Virginia I. Shafer (vshafer@azstarnet.com)
Fri, 13 Dec 1996 00:28:18 -0700 (MST)

Replying to LO11395 --

Bill Hendry asks:

>In reading Wheatley's Leadership and the New Science I am left wondering:
>
>How can organizations maximize chaos and use it as an opportunity for
>growth and change?
>
>What is needed to make this shift?

I believe the answer lies in losing control. Let's stop pretending our
actions cause specific outcomes. Let's start accepting the fact that our
actions lead to outcomes we may not have imagined yet. Remember what Dr.
Wheatley reports happens to particles under observation in the double-slit
experiment? They behave in a way to give us something to observe. Read
again "The Participative Nature of the Universe." In particular, the
paragraph:

"Consider how different it is, in quantum terms, when the wave
of information spreads out broadly everywhere in the organization...At
each of those intersections between observer and the data, an
interpretation will appear, one that is specific to that act of
observation.

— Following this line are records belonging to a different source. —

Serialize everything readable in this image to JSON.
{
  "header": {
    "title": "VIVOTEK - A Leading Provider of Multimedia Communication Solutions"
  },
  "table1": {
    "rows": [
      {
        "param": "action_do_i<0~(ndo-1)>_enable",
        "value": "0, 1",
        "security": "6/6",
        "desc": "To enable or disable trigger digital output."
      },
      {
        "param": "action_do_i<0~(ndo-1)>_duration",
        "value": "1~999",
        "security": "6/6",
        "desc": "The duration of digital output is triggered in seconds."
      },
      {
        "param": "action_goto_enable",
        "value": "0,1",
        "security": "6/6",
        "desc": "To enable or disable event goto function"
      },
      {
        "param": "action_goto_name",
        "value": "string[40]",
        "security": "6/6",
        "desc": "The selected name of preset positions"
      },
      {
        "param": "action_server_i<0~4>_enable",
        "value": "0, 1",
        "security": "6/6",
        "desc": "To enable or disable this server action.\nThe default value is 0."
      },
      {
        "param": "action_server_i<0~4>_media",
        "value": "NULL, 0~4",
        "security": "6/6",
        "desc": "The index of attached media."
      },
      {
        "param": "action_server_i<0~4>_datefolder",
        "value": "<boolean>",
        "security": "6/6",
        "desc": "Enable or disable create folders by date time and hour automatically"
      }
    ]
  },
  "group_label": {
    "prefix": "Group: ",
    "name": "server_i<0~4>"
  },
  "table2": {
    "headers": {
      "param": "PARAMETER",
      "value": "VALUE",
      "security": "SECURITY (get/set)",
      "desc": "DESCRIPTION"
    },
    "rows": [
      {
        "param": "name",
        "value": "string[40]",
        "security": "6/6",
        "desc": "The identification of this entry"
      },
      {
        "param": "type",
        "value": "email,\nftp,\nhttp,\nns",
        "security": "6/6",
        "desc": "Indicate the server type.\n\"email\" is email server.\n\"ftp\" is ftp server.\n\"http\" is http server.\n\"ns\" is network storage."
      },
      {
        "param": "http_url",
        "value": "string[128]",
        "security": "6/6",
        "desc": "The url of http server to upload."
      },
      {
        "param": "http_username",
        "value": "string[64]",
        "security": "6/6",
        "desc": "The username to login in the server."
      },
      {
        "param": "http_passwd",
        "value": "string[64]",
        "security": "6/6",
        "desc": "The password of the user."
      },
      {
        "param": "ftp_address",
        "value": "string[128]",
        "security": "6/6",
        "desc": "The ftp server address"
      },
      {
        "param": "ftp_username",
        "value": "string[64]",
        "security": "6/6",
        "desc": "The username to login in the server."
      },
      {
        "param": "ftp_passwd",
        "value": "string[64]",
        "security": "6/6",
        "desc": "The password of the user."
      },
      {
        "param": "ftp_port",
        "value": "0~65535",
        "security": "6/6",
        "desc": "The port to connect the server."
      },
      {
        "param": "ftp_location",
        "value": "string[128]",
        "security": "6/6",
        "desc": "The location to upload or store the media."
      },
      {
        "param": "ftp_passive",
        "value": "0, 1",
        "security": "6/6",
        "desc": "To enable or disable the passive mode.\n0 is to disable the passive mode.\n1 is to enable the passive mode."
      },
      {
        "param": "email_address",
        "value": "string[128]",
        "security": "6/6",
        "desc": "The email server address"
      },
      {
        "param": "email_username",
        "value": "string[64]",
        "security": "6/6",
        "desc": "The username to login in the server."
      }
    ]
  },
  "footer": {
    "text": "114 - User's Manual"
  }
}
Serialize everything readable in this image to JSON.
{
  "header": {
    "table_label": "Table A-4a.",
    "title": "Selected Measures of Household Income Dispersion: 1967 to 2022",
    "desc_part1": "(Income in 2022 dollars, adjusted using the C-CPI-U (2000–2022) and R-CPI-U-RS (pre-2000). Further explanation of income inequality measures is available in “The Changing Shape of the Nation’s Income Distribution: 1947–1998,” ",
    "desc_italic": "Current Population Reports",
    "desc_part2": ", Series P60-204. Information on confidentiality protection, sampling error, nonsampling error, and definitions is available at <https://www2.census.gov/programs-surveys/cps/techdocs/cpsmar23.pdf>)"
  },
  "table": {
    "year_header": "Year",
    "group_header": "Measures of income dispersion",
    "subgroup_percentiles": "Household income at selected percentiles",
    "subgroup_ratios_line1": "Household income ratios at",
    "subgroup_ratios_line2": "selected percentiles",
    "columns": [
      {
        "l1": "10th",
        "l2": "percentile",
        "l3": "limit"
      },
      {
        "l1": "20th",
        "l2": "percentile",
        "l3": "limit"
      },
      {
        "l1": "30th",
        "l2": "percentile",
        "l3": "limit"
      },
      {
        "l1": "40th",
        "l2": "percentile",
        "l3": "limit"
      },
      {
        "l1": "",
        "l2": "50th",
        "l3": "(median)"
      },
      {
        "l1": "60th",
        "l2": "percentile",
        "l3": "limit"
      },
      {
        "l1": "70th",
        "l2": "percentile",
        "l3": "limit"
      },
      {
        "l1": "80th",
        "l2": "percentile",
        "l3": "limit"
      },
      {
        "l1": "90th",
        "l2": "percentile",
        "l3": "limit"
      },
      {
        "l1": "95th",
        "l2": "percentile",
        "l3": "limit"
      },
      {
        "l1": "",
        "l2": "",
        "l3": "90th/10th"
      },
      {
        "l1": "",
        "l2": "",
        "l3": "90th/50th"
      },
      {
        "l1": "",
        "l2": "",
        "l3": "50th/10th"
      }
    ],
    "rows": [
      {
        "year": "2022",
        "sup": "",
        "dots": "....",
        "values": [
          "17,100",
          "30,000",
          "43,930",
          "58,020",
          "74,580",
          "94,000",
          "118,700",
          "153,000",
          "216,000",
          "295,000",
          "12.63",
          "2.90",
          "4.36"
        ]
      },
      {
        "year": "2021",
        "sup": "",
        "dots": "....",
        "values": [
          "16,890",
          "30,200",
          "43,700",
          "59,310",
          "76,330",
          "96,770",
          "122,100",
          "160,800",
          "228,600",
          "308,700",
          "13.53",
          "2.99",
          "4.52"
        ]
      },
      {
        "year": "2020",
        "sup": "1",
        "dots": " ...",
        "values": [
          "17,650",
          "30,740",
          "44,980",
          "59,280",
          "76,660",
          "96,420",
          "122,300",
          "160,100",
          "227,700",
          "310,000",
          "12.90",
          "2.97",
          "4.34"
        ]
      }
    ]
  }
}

Instead of losing so many of the potentialities contained
within the data wave, the multiplicity of interactions can elicit many of
those potentials, giving a genuine richness to the data that is lost when
we restrict information access to only a few people....The outcome of such
a process has to be a much more diverse and richer sense of what is going
on and what needs to be done."

The words that come to mind have a melody. "Let it be, let it be, let it
be, oh let it be. Whisper words of wisdom, let it be, let it be."